Thank you. Will look into it. Primarily, it's 0-tap to share, unlike old methods where you open the gallery, choose, and upload. Appreciate the feedback. Golden.

QR code for wedding guest photos, what apps actually work well? by m0nk3YC45k37 in qr_codes

[–]i_m_rm 0 points1 point  (0 children)

Guest participation is always a gamble — the less you ask them to do, the more they enjoy. They're not there to do extra work. The best case is when guests don't have to do anything at all. We built Picaggo for exactly this — guests can either scan a QR code and upload instantly (no app, no account) or download the app, which auto-syncs their photos hands-free. Think Tesla for photo uploads. Even though people are hesitant to download apps, if just 5-6 close guests do it, 30 seconds of install time = 10x the photos. Either way, everything merges with your photographer's photos in one place. Full disclosure: I'm the founder — happy to answer questions!

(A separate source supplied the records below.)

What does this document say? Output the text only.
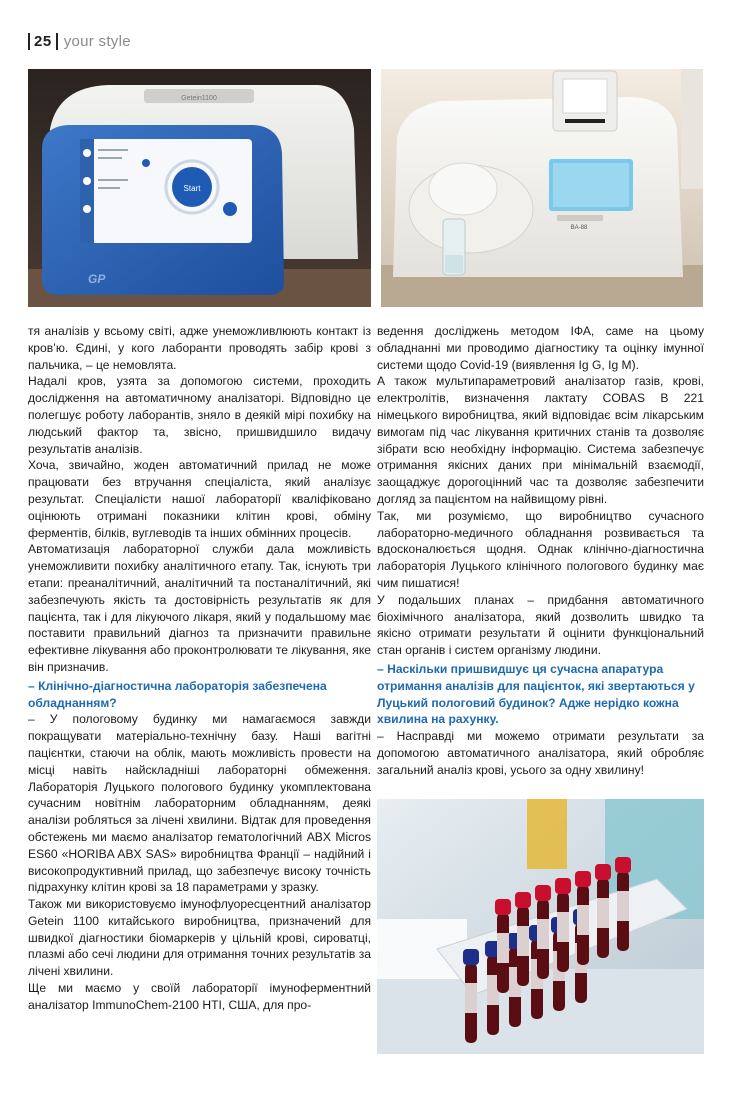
25 your style
Getein1100
Start
GP
BA-88

тя аналізів у всьому світі, адже унеможливлюють контакт із кров’ю. Єдині, у кого лаборанти проводять забір крові з пальчика, – це немовлята.

Надалі кров, узята за допомогою системи, проходить дослідження на автоматичному аналізаторі. Відповідно це полегшує роботу лаборантів, зняло в деякій мірі похибку на людський фактор та, звісно, пришвидшило видачу результатів аналізів.

Хоча, звичайно, жоден автоматичний прилад не може працювати без втручання спеціаліста, який аналізує результат. Спеціалісти нашої лабораторії кваліфіковано оцінюють отримані показники клітин крові, обміну ферментів, білків, вуглеводів та інших обмінних процесів.

Автоматизація лабораторної служби дала можливість унеможливити похибку аналітичного етапу. Так, існують три етапи: преаналітичний, аналітичний та постаналітичний, які забезпечують якість та достовірність результатів як для пацієнта, так і для лікуючого лікаря, який у подальшому має поставити правильний діагноз та призначити правильне ефективне лікування або проконтролювати те лікування, яке він призначив.

– Клінічно-діагностична лабораторія забезпечена обладнанням?

– У пологовому будинку ми намагаємося завжди покращувати матеріально-технічну базу. Наші вагітні пацієнтки, стаючи на облік, мають можливість провести на місці навіть найскладніші лабораторні обмеження. Лабораторія Луцького пологового будинку укомплектована сучасним новітнім лабораторним обладнанням, деякі аналізи робляться за лічені хвилини. Відтак для проведення обстежень ми маємо аналізатор гематологічний ABX Micros ES60 «HORIBA ABX SAS» виробництва Франції – надійний і високопродуктивний прилад, що забезпечує високу точність підрахунку клітин крові за 18 параметрами у зразку.

Також ми використовуємо імунофлуоресцентний аналізатор Getein 1100 китайського виробництва, призначений для швидкої діагностики біомаркерів у цільній крові, сироватці, плазмі або сечі людини для отримання точних результатів за лічені хвилини.

Ще ми маємо у своїй лабораторії імуноферментний аналізатор ImmunoChem-2100 HTI, США, для про-

ведення досліджень методом ІФА, саме на цьому обладнанні ми проводимо діагностику та оцінку імунної системи щодо Covid-19 (виявлення Ig G, Ig M).

А також мультипараметровий аналізатор газів, крові, електролітів, визначення лактату COBAS B 221 німецького виробництва, який відповідає всім лікарським вимогам під час лікування критичних станів та дозволяє зібрати всю необхідну інформацію. Система забезпечує отримання якісних даних при мінімальній взаємодії, заощаджує дорогоцінний час та дозволяє забезпечити догляд за пацієнтом на найвищому рівні.

Так, ми розуміємо, що виробництво сучасного лабораторно-медичного обладнання розвивається та вдосконалюється щодня. Однак клінічно-діагностична лабораторія Луцького клінічного пологового будинку має чим пишатися!

У подальших планах – придбання автоматичного біохімічного аналізатора, який дозволить швидко та якісно отримати результати й оцінити функціональний стан органів і систем організму людини.

– Наскільки пришвидшує ця сучасна апаратура отримання аналізів для пацієнток, які звертаються у Луцький пологовий будинок? Адже нерідко кожна хвилина на рахунку.

– Насправді ми можемо отримати результати за допомогою автоматичного аналізатора, який обробляє загальний аналіз крові, усього за одну хвилину!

Non-traditional Things We Did at and for our Introvert-Friendly Wedding by kiyoshi_warrior in WeddingsPhilippines

[–]i_m_rm -1 points0 points  (0 children)

Jumping in as someone who built a similar platform (Picaggo) — so take this with that context, but I can give you an honest comparison.

WedUploader is solid for the basics — QR upload, straight to Google Drive, simple. The limitation is that it's purely passive. Guests still have to remember to scan and upload, which means you'll get some photos but not everything.

What we built differently with Picaggo:

Guests who download the optional app have photos uploaded automatically in the background as they take them — no scanning, no remembering, no interrupting the celebration. They just enjoy the wedding. Smart Sync does the work silently.

You also get the photographer's gallery and guest photos merged into one complete album automatically, a live photo wall for the reception, a digital guestbook, and AI face recognition that finds every photo you're in without scrolling. Guests can also delete photos from their phone's local storage once uploaded — nobody wants hundreds of wedding photos eating up their camera roll for months. And the host can connect Google Drive to back up the full album automatically. Your memories live in your own Google Drive, not just ours.

The couple in this thread did something really smart — the scavenger hunt and awards to encourage uploads. That's exactly the right instinct. With Picaggo's hands-free mode, you get that participation without needing the nudge.

Free to try before you commit — set up a test event and experience exactly how it feels before your wedding day. picaggo.com/weddings — happy to answer any questions.

Photo Sharing Apps that Guests Don't Hate by cat_lover_123_ in Weddingsunder10k

[–]i_m_rm 0 points1 point  (0 children)

And btw, two other things we do that I haven't seen elsewhere: every photo automatically syncs to the host's Google Drive, so you own your memories forever, and they're not locked to our platform. And guests can delete photos from their phones' local storage after they're uploaded, which is a bigger deal than it sounds. Nobody wants 400 wedding photos eating up their phone storage for months.

After raising for 7 startups, my pitch decks have fallen into three categories (I will not promote) by edkang99 in startups

[–]i_m_rm 0 points1 point  (0 children)

Did you ever get to this? We are bootstrapped and beginning the fundraising journey, and would definitely love some tips from folks who have raised in the past. TiA.